Sunday, August 4, 2013

play: saga tournament: jomsvikings

Last week, with more than a little trepidations, I set off to Texas Toy Soldier for their July Saga Tournament. You see, I'd last played the game in February and had little-to-no clue what the last two expansions brought to the table. I also had spent the prior week or so trying to finish my vikings, but fell short of the mark. They were past a 3-color standard, but the bases texture was straight out of the sand box and the shields were all a flat brown.

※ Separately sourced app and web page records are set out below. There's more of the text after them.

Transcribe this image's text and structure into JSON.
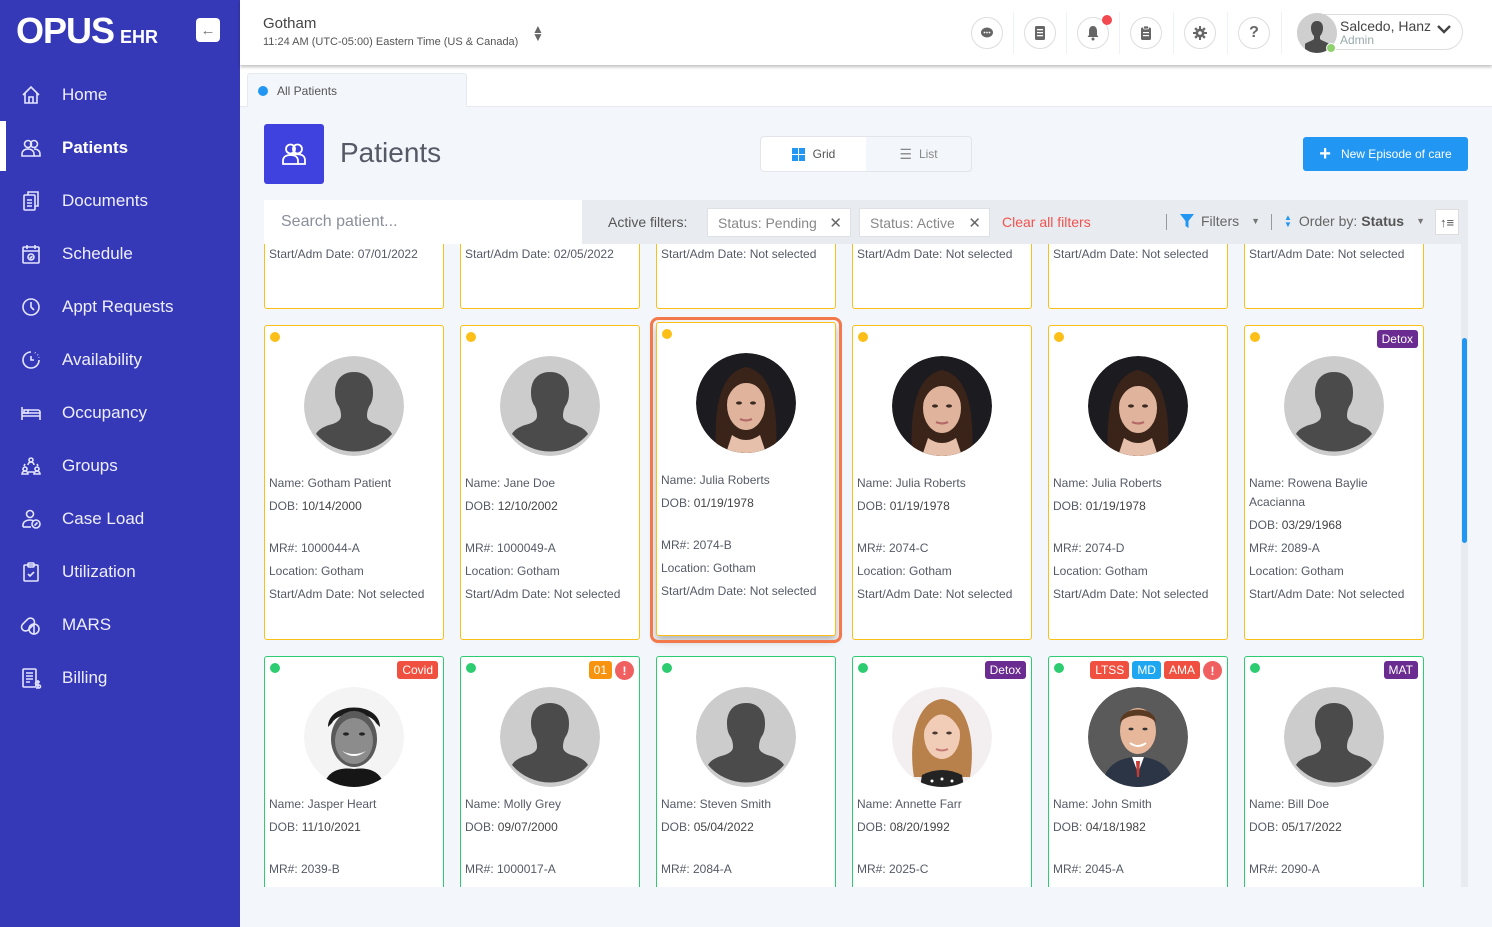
{
  "app": {
    "logo_text": "OPUS",
    "logo_suffix": "EHR",
    "collapse_icon": "arrow-left-icon"
  },
  "sidebar": {
    "items": [
      {
        "label": "Home",
        "icon": "home-icon",
        "active": false
      },
      {
        "label": "Patients",
        "icon": "patients-icon",
        "active": true
      },
      {
        "label": "Documents",
        "icon": "documents-icon",
        "active": false
      },
      {
        "label": "Schedule",
        "icon": "calendar-icon",
        "active": false
      },
      {
        "label": "Appt Requests",
        "icon": "clock-icon",
        "active": false
      },
      {
        "label": "Availability",
        "icon": "availability-icon",
        "active": false
      },
      {
        "label": "Occupancy",
        "icon": "bed-icon",
        "active": false
      },
      {
        "label": "Groups",
        "icon": "groups-icon",
        "active": false
      },
      {
        "label": "Case Load",
        "icon": "case-load-icon",
        "active": false
      },
      {
        "label": "Utilization",
        "icon": "clipboard-check-icon",
        "active": false
      },
      {
        "label": "MARS",
        "icon": "pills-icon",
        "active": false
      },
      {
        "label": "Billing",
        "icon": "billing-icon",
        "active": false
      }
    ]
  },
  "topbar": {
    "location": "Gotham",
    "time": "11:24 AM (UTC-05:00) Eastern Time (US & Canada)",
    "icons": [
      "chat-icon",
      "notes-icon",
      "bell-icon",
      "clipboard-icon",
      "gear-icon",
      "help-icon"
    ],
    "notification_dot": true,
    "user": {
      "name": "Salcedo, Hanz",
      "role": "Admin",
      "online": true
    }
  },
  "tabs": [
    {
      "label": "All Patients",
      "active": true
    }
  ],
  "page": {
    "title": "Patients",
    "view_toggle": {
      "grid": "Grid",
      "list": "List",
      "selected": "Grid"
    },
    "new_button": "New Episode of care"
  },
  "filterbar": {
    "search_placeholder": "Search patient...",
    "active_filters_label": "Active filters:",
    "chips": [
      "Status: Pending",
      "Status: Active"
    ],
    "clear_all": "Clear all filters",
    "filters_label": "Filters",
    "order_by_label": "Order by:",
    "order_by_value": "Status"
  },
  "colors": {
    "sidebar": "#3639b7",
    "accent": "#2196f3",
    "pending": "#fbbf18",
    "active": "#2ecc71",
    "selected": "#f3784a",
    "danger": "#f0534f"
  },
  "grid": {
    "row0": [
      {
        "start": "Start/Adm Date: 07/01/2022"
      },
      {
        "start": "Start/Adm Date: 02/05/2022"
      },
      {
        "start": "Start/Adm Date: Not selected"
      },
      {
        "start": "Start/Adm Date: Not selected"
      },
      {
        "start": "Start/Adm Date: Not selected"
      },
      {
        "start": "Start/Adm Date: Not selected"
      }
    ],
    "row1": [
      {
        "status": "pending",
        "photo": "placeholder",
        "badges": [],
        "name": "Name: Gotham Patient",
        "dob_label": "DOB:",
        "dob": "10/14/2000",
        "mr": "MR#: 1000044-A",
        "location": "Location: Gotham",
        "start": "Start/Adm Date: Not selected"
      },
      {
        "status": "pending",
        "photo": "placeholder",
        "badges": [],
        "name": "Name: Jane Doe",
        "dob_label": "DOB:",
        "dob": "12/10/2002",
        "mr": "MR#: 1000049-A",
        "location": "Location: Gotham",
        "start": "Start/Adm Date: Not selected"
      },
      {
        "status": "pending",
        "photo": "woman-dark-hair",
        "badges": [],
        "selected": true,
        "name": "Name: Julia Roberts",
        "dob_label": "DOB:",
        "dob": "01/19/1978",
        "mr": "MR#: 2074-B",
        "location": "Location: Gotham",
        "start": "Start/Adm Date: Not selected"
      },
      {
        "status": "pending",
        "photo": "woman-dark-hair",
        "badges": [],
        "name": "Name: Julia Roberts",
        "dob_label": "DOB:",
        "dob": "01/19/1978",
        "mr": "MR#: 2074-C",
        "location": "Location: Gotham",
        "start": "Start/Adm Date: Not selected"
      },
      {
        "status": "pending",
        "photo": "woman-dark-hair",
        "badges": [],
        "name": "Name: Julia Roberts",
        "dob_label": "DOB:",
        "dob": "01/19/1978",
        "mr": "MR#: 2074-D",
        "location": "Location: Gotham",
        "start": "Start/Adm Date: Not selected"
      },
      {
        "status": "pending",
        "photo": "placeholder",
        "badges": [
          {
            "text": "Detox",
            "color": "#6a2c91"
          }
        ],
        "name": "Name: Rowena Baylie Acacianna",
        "dob_label": "DOB:",
        "dob": "03/29/1968",
        "mr": "MR#: 2089-A",
        "location": "Location: Gotham",
        "start": "Start/Adm Date: Not selected"
      }
    ],
    "row2": [
      {
        "status": "active",
        "photo": "man-bw",
        "badges": [
          {
            "text": "Covid",
            "color": "#f0503f"
          }
        ],
        "alert": false,
        "name": "Name: Jasper Heart",
        "dob_label": "DOB:",
        "dob": "11/10/2021",
        "mr": "MR#: 2039-B"
      },
      {
        "status": "active",
        "photo": "placeholder",
        "badges": [
          {
            "text": "01",
            "color": "#f7930f"
          }
        ],
        "alert": true,
        "name": "Name: Molly Grey",
        "dob_label": "DOB:",
        "dob": "09/07/2000",
        "mr": "MR#: 1000017-A"
      },
      {
        "status": "active",
        "photo": "placeholder",
        "badges": [],
        "alert": false,
        "name": "Name: Steven Smith",
        "dob_label": "DOB:",
        "dob": "05/04/2022",
        "mr": "MR#: 2084-A"
      },
      {
        "status": "active",
        "photo": "woman-blonde",
        "badges": [
          {
            "text": "Detox",
            "color": "#6a2c91"
          }
        ],
        "alert": false,
        "name": "Name: Annette Farr",
        "dob_label": "DOB:",
        "dob": "08/20/1992",
        "mr": "MR#: 2025-C"
      },
      {
        "status": "active",
        "photo": "man-suit",
        "badges": [
          {
            "text": "LTSS",
            "color": "#f0503f"
          },
          {
            "text": "MD",
            "color": "#1ea7f0"
          },
          {
            "text": "AMA",
            "color": "#f0503f"
          }
        ],
        "alert": true,
        "name": "Name: John Smith",
        "dob_label": "DOB:",
        "dob": "04/18/1982",
        "mr": "MR#: 2045-A"
      },
      {
        "status": "active",
        "photo": "placeholder",
        "badges": [
          {
            "text": "MAT",
            "color": "#6a2c91"
          }
        ],
        "alert": false,
        "name": "Name: Bill Doe",
        "dob_label": "DOB:",
        "dob": "05/17/2022",
        "mr": "MR#: 2090-A"
      }
    ]
  }
}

My mind was soon put at ease. All the guys participating in the tournament were understanding regarding both my lack of recent play and not-quite-complete figures. Most were even highly complimentary of how they looked, despite their unfinished nature. A total of 7 players started the tournament, which was to be best of 3 rounds all played with the "Kill the Warlord" scenario. Winner by best win-loss ratio, total points killed as the tie-breaker.

GAME 1: Jomsvikings vs Scots - A fiercely bloody battle with some very wily Scots. This one came down to a single die roll. On the last turn we had a Warlord on Warlord clash where the Scot had to make 1 save on 3 dice to stay alive... and flubbed all three. I killed his Warlord despite a Scottish 20-19 point lead.

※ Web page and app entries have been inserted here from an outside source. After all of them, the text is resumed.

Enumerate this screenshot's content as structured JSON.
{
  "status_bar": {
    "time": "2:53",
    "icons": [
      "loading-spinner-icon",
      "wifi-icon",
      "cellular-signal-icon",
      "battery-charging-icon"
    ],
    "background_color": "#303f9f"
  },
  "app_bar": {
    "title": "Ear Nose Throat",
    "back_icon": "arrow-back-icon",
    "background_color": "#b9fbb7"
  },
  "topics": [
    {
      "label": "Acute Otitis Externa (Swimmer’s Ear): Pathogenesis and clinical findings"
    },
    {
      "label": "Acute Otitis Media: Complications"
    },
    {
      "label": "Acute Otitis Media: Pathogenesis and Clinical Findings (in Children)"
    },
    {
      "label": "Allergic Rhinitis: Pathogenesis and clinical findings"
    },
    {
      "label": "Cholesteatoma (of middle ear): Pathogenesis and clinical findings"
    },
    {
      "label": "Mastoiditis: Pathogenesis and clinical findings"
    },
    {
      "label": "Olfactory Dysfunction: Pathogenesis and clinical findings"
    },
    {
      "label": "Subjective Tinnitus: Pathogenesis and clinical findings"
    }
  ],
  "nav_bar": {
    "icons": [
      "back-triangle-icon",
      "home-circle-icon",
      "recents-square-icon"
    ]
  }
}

GAME 2: Jomsvikings vs Byzantines - First time playing against the Byzantines, and I didn't enjoy it. It wasn't my opponent's fault, he was a good guy and played his forces well, but between the inherently strong defense of a fast and shooty army with a mounted general able to cower behind a mass of troops, "Kill the Warlord" is a tough road to hoe with a foot-slogging, melee only army. Add in consistent denial of Wraith by my opponent, and I was a sitting duck. Byzantine win by points, 11-2.

GAME 2: Jomsvikings vs Pagan Rus - First time playing against these guys as well, and I've got to say I like 'em. Some incredibly nasty tricks up their sleeves led to the near annihilation of a warrior unit that got caught out in the cold. "You can only move 4 inches. Oh, and your unit that isn't within 6 inches of anybody is now max fatigue. Oh, and every unit on the board with a fatigue marker takes off that many models - the fatigue stays." is a nut-buster of a combo. Fortunately, I was able to use my battle board to deny the Rus some of their other shenanigans, and managed to pull away with a 26-14 point victory.

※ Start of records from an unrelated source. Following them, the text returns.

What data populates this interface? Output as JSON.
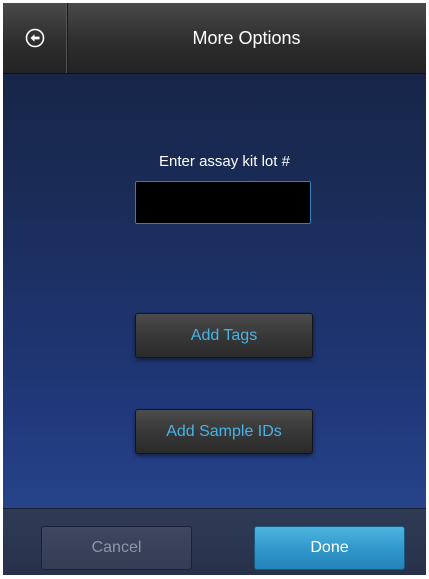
{
  "header": {
    "title": "More Options",
    "back_icon": "back-arrow-circle-icon"
  },
  "form": {
    "lot_label": "Enter assay kit lot #",
    "lot_value": ""
  },
  "actions": {
    "add_tags_label": "Add Tags",
    "add_sample_ids_label": "Add Sample IDs"
  },
  "footer": {
    "cancel_label": "Cancel",
    "done_label": "Done"
  },
  "colors": {
    "accent_text": "#45b4e8",
    "done_button": "#2f96c9",
    "input_border": "#2f7fb8"
  }
}
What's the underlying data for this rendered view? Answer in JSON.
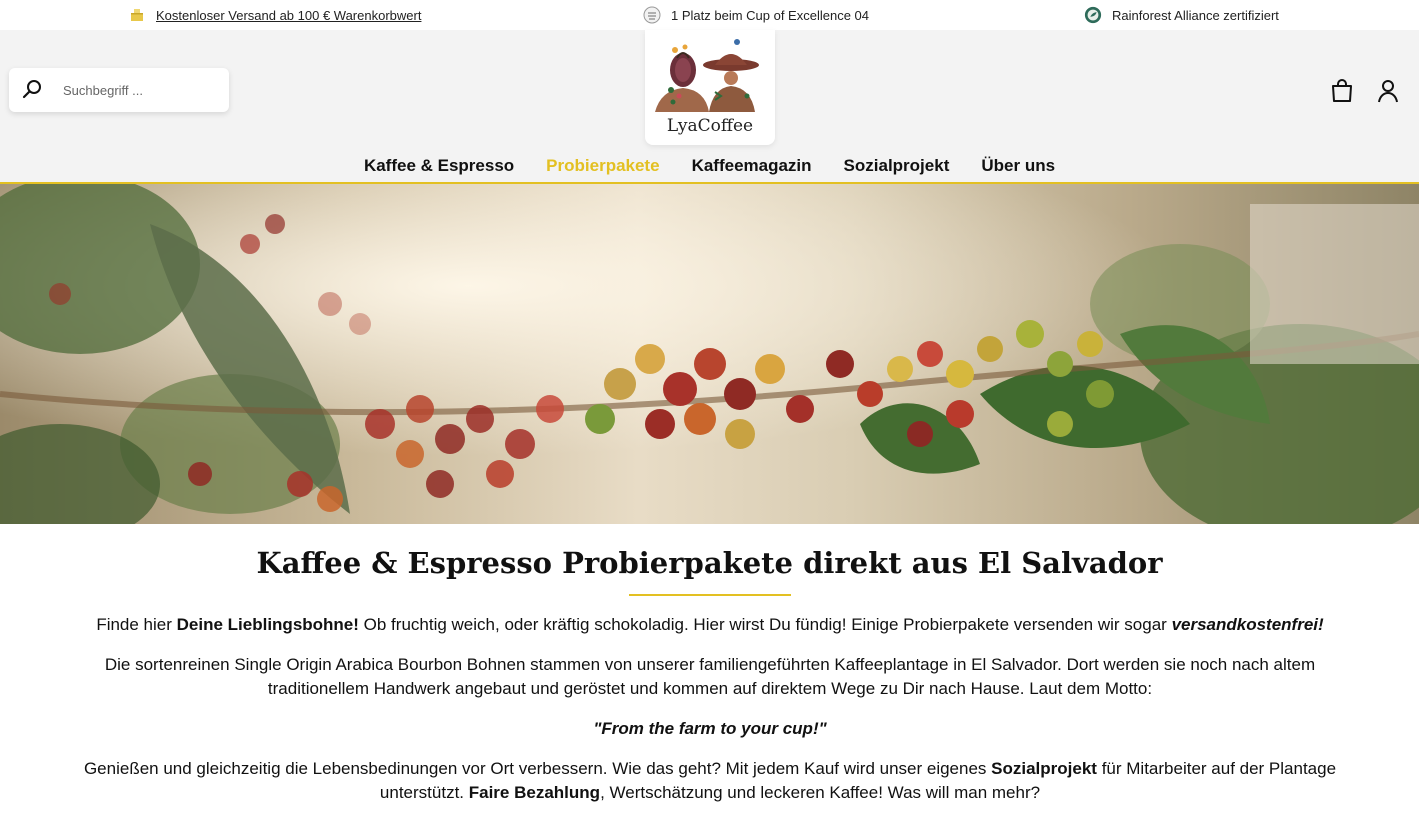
{
  "topbar": {
    "usp_shipping": "Kostenloser Versand ab 100 € Warenkorbwert",
    "usp_award": "1 Platz beim Cup of Excellence 04",
    "usp_rainforest": "Rainforest Alliance zertifiziert"
  },
  "header": {
    "search_placeholder": "Suchbegriff ...",
    "logo_text": "LyaCoffee"
  },
  "nav": {
    "items": [
      "Kaffee & Espresso",
      "Probierpakete",
      "Kaffeemagazin",
      "Sozialprojekt",
      "Über uns"
    ],
    "active": "Probierpakete"
  },
  "content": {
    "title": "Kaffee & Espresso Probierpakete direkt aus El Salvador",
    "p1": {
      "a": "Finde hier ",
      "b": "Deine Lieblingsbohne!",
      "c": " Ob fruchtig weich, oder kräftig schokoladig. Hier wirst Du fündig! Einige Probierpakete versenden wir sogar ",
      "d": "versandkostenfrei!"
    },
    "p2": "Die sortenreinen Single Origin Arabica Bourbon Bohnen stammen von unserer familiengeführten Kaffeeplantage in El Salvador. Dort werden sie noch nach altem traditionellem Handwerk angebaut und geröstet und kommen auf direktem Wege zu Dir nach Hause. Laut dem Motto:",
    "motto": "\"From the farm to your cup!\"",
    "p4": {
      "a": "Genießen und gleichzeitig die Lebensbedinungen vor Ort verbessern. Wie das geht? Mit jedem Kauf wird unser eigenes ",
      "b": "Sozialprojekt",
      "c": " für Mitarbeiter auf der Plantage unterstützt. ",
      "d": "Faire Bezahlung",
      "e": ", Wertschätzung und leckeren Kaffee! Was will man mehr?"
    }
  },
  "colors": {
    "accent": "#e3c022",
    "header_bg": "#f3f3f3"
  },
  "icons": [
    "shipping-icon",
    "award-icon",
    "rainforest-icon",
    "search-icon",
    "cart-icon",
    "account-icon"
  ]
}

After the bodies were laid to rest in their foam trays, it was determined that three of us were tied for first with a 2-1 record. When the points were tallied... I somehow came in on top! Netted me a $20 store gift certificate for my efforts, which I'm still trying to figure out how to spend. I was pleasantly surprised with how well I did, despite the lack of experience, and am looking forward to getting in more games soon. The Jomsvikings will definitely be staying on the painting table 'till they're done.